On Thursday afternoon, the room at Northeastern Junior College had the distinct atmosphere of a place where people had traveled great distances to be. There are pickup trucks on the property. The coffee cups are only halfway full. A scattering of county commissioners, ranchers, nonprofit directors, and city council members—the kind of audience you only get when a report truly resonates with the listeners.
The Northeast Colorado Intersections Report: Pursuing Community Well-Being was released there by the NoCo Foundation and Colorado State University’s Office of Engagement and Extension, and the venue selection seemed thoughtful. A six-county study about rural Colorado is not unveiled in Denver. You take it home.
| Detail | Information |
|---|---|
| Report Name | Northeast Colorado Intersections Report: Pursuing Community Well-Being |
| Released | April 30, 2026 |
| Released At | Northeastern Junior College, Sterling, Colorado |
| Lead Partners | Colorado State University Office of Engagement and Extension; NoCo Foundation |
| Counties Covered | Logan, Morgan, Phillips, Sedgwick, Washington, and Yuma |
| Method | Community meetings, focus groups, surveys, one-on-one conversations |
| Earlier Companion Report | 2024 Northern Colorado Intersections (Larimer & Weld) |
| NoCo Foundation Founded | 1975 |
| Lifetime Grantmaking | More than $150 million through 20,000 grants |
| 2025 Annual Grants | 1,757 grants totaling $16.5 million |
| President & CEO | Kristin Todd |
| Design Collaborators | CSU Division of Marketing and Communications; Geospatial Centroid |
The report itself is the result of over a year of listening in Logan, Morgan, Phillips, Sedgwick, Washington, and Yuma counties through focus groups, surveys, community meetings, and one-on-one conversations. The eastern plains are a different animal, but it builds upon a similar effort that covered Larimer and Weld and was published in 2024. smaller communities. longer trips. reduced profit margins on nearly everything, including daycare centers, grocery stores, and hospitals. Walking through the data gives the impression that the authors were aware of that.

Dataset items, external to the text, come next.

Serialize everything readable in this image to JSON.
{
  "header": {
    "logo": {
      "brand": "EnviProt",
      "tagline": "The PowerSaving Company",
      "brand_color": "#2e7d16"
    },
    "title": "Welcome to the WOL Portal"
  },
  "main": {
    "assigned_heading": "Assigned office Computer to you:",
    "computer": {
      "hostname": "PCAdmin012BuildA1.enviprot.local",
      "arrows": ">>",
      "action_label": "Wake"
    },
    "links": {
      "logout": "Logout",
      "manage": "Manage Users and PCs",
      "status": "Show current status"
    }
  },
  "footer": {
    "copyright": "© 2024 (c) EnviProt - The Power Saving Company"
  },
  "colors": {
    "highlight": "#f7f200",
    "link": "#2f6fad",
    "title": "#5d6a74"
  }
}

The texture of the results is more noteworthy than any one statistic. The launch’s panel discussion focused on issues that locals were already aware of but seldom saw documented: the dearth of reasonably priced housing, the decline in childcare options, and hunger in areas where food is produced on the land. It’s the kind of paradox that makes rural Colorado difficult to describe and even more difficult to resolve. a region that struggles to feed some of its own while feeding the nation.
For some time now, the NoCo Foundation has been working toward this goal. The organization, which celebrated its 50th anniversary last year, has made more than $150 million in grants since 1975. However, when you consider how much of that money stayed local, the figure seems different. The president and CEO of the foundation, Kristin Todd, has expressed a desire for data that engages a community in dialogue rather than merely describing it. That framing is important. In PDF format, reports frequently expire. This one is being used more as a springboard.
It’s important to note who collaborated with them to build this. Using what they refer to as living systems frameworks, CSU’s Institute for the Built Environment has been discreetly carrying out this type of systems-level work throughout Colorado, including in the Aspen-to-Parachute corridor.
The method is simple: ask people what’s going on, map out where their responses overlap, and then get them back together to discuss it. The phrase may sound scholarly. Mapping was handled by the Geospatial Centroid. The design was influenced by the Division of Marketing and Communications at CSU. As you watch it come together, it seems like these organizations have realized that good data alone won’t make much of an impact.
It is genuinely unclear if any of this will alter the course of the six counties. Daycare centers are not built by reports. Rent is not reduced by them. However, they accomplish something more difficult to quantify: they make an area understandable to itself, which is sometimes necessary for everything else. Speaking with attendees of the Sterling event gave me the impression that this one might be used. Perhaps because it was written near the ground. Perhaps because everyone in the room could identify with it.
The next test will be gradual, involving grant cycles, budget meetings, and the quiet choices communities make when no one is around.